The Pakistan-Afghanistan border remains the epicentre of al-Qaeda activities, U.S. President Barack Obama has said, ruling out sending troops to Yemen where the group has become a concern of late.
“The border region between Afghanistan and Pakistan remains the epicentre of al Qaeda,” Mr. Obama said in an interview to People magazine, the excerpts of which were released on Monday.
At the same time he acknowledged that al-Qaeda’s branch in Yemen has become “a more serious problem”, but ruled out sending troops to Yemen at this point of time.
“I have no intention of sending U.S. boots on the ground in these regions,” Mr. Obama said.

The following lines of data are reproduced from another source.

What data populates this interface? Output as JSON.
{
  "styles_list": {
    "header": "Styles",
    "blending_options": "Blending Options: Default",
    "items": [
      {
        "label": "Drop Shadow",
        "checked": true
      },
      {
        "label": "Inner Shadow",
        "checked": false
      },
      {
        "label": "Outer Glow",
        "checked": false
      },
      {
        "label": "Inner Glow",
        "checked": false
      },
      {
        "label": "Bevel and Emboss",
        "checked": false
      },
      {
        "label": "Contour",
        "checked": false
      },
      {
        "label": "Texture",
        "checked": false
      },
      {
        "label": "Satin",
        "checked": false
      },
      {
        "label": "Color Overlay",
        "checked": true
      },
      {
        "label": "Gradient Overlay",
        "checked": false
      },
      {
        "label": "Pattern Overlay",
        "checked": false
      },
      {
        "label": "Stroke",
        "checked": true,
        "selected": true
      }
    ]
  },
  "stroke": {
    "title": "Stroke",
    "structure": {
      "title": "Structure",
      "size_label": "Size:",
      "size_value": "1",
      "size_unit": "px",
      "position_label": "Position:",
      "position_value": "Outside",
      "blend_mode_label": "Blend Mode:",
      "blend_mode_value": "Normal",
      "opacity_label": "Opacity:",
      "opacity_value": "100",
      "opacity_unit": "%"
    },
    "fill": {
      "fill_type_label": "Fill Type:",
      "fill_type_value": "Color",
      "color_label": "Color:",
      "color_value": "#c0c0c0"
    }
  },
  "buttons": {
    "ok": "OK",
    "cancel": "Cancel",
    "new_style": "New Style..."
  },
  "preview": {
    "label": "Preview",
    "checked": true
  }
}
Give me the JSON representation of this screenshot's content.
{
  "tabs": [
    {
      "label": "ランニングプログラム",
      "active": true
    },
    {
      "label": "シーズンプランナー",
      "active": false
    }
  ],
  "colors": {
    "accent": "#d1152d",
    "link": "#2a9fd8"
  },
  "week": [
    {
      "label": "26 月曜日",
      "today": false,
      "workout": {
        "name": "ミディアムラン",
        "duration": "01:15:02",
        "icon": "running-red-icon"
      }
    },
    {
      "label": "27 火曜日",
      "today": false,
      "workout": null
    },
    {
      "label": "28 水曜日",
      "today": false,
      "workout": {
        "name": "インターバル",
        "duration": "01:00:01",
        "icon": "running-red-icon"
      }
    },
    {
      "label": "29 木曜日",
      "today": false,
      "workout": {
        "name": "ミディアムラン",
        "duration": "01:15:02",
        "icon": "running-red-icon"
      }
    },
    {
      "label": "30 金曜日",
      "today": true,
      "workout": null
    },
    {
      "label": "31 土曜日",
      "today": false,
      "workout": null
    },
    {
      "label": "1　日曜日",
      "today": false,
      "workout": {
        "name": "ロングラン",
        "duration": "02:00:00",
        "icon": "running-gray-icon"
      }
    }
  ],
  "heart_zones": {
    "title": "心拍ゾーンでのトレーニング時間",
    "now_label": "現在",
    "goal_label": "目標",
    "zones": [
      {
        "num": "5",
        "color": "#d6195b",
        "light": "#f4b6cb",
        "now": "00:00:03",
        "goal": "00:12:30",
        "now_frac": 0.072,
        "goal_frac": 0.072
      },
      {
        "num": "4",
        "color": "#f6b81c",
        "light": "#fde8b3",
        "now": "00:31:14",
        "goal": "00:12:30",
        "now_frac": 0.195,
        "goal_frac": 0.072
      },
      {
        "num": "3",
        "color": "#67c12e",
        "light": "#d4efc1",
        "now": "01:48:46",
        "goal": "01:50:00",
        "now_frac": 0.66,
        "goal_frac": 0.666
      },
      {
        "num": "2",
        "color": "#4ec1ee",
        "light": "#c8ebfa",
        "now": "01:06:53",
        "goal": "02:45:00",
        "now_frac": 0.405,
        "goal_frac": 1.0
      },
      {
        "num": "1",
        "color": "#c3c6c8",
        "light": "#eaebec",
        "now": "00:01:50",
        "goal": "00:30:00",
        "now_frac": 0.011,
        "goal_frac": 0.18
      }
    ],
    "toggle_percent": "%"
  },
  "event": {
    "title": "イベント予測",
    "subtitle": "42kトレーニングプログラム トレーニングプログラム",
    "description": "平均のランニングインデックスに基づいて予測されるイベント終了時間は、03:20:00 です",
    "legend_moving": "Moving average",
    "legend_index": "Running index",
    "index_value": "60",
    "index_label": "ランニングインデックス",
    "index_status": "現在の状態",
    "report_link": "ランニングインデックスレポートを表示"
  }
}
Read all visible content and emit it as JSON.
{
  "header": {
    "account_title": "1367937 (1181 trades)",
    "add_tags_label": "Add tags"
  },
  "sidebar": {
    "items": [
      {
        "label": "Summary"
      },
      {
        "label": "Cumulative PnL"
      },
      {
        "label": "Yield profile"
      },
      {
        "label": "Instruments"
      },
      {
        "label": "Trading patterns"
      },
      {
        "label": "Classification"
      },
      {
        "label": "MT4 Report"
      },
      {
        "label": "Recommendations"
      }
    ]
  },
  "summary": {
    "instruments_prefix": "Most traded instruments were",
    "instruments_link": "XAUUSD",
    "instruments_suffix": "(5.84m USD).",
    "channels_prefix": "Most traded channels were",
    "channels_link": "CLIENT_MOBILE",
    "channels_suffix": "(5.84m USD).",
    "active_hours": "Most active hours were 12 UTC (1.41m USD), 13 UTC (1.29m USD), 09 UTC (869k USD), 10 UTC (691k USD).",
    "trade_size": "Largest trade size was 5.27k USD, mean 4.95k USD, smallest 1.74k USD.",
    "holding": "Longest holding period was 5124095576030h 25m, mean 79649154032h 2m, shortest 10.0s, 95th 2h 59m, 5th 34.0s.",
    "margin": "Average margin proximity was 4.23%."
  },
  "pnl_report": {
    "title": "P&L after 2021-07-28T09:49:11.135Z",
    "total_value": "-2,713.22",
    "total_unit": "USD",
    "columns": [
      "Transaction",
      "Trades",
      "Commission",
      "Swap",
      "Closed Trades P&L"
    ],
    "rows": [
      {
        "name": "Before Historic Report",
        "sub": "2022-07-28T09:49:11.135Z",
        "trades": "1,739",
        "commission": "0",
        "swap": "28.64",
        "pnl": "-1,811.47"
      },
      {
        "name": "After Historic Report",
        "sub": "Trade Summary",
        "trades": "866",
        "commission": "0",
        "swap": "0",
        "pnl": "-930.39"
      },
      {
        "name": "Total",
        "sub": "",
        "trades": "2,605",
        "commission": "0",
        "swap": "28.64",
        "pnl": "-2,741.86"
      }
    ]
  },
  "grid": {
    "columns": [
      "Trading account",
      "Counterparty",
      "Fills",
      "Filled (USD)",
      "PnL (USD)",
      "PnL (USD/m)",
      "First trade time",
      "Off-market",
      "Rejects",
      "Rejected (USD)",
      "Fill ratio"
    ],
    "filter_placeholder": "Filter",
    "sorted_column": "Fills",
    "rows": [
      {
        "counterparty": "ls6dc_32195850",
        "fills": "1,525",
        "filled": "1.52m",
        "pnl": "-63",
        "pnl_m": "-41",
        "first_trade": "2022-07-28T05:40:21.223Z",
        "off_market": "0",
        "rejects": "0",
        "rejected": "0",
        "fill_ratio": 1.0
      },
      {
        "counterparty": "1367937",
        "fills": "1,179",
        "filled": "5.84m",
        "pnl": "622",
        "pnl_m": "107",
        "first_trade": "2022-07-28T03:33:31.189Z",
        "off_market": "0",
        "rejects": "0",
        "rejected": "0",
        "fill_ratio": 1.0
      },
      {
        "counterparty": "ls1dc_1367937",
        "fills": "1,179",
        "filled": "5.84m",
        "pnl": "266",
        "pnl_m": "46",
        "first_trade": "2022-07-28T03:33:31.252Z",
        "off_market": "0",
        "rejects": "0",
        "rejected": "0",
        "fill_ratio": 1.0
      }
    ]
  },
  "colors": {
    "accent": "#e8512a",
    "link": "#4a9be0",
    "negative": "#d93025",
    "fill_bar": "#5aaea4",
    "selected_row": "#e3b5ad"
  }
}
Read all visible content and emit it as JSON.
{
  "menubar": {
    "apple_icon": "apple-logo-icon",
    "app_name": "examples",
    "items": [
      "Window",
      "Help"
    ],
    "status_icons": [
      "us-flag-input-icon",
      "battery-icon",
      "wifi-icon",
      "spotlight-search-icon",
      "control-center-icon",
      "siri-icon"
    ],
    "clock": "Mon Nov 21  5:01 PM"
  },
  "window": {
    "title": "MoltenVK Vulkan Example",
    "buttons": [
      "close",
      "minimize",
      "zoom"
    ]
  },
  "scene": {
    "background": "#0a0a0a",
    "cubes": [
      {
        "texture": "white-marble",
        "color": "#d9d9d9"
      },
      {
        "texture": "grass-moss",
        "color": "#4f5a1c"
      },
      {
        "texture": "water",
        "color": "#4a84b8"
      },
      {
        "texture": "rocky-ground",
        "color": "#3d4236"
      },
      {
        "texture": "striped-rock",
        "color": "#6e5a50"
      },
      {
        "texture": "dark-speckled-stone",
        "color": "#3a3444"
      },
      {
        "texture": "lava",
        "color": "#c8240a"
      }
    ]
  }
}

“I have every intention of working with our international partners in lawless areas around the globe to make sure that we’re keeping the American people safe,” Mr. Obama said.
U.S. has currently deployed a large number of troops in Iraq and Afghanistan, with Mr. Obama saying the war’s focus is the latter country. The number of U.S. soldiers in Afghanistan is set to cross the 100,000 mark.
Al-Qaeda’s activities in Yemen came to prominence following the failed attempt to bomb a US plane by a Nigerian national, whose responsibility was later claimed by al-Qaeda in Arabian Peninsula, which has its base in Yemen.
The President’s words were echoed by his top military generals too and the CENTCOM Commander General David Petraeus, told CNN that AfPak, not Yemen, remains the most important location for the war against al Qaeda.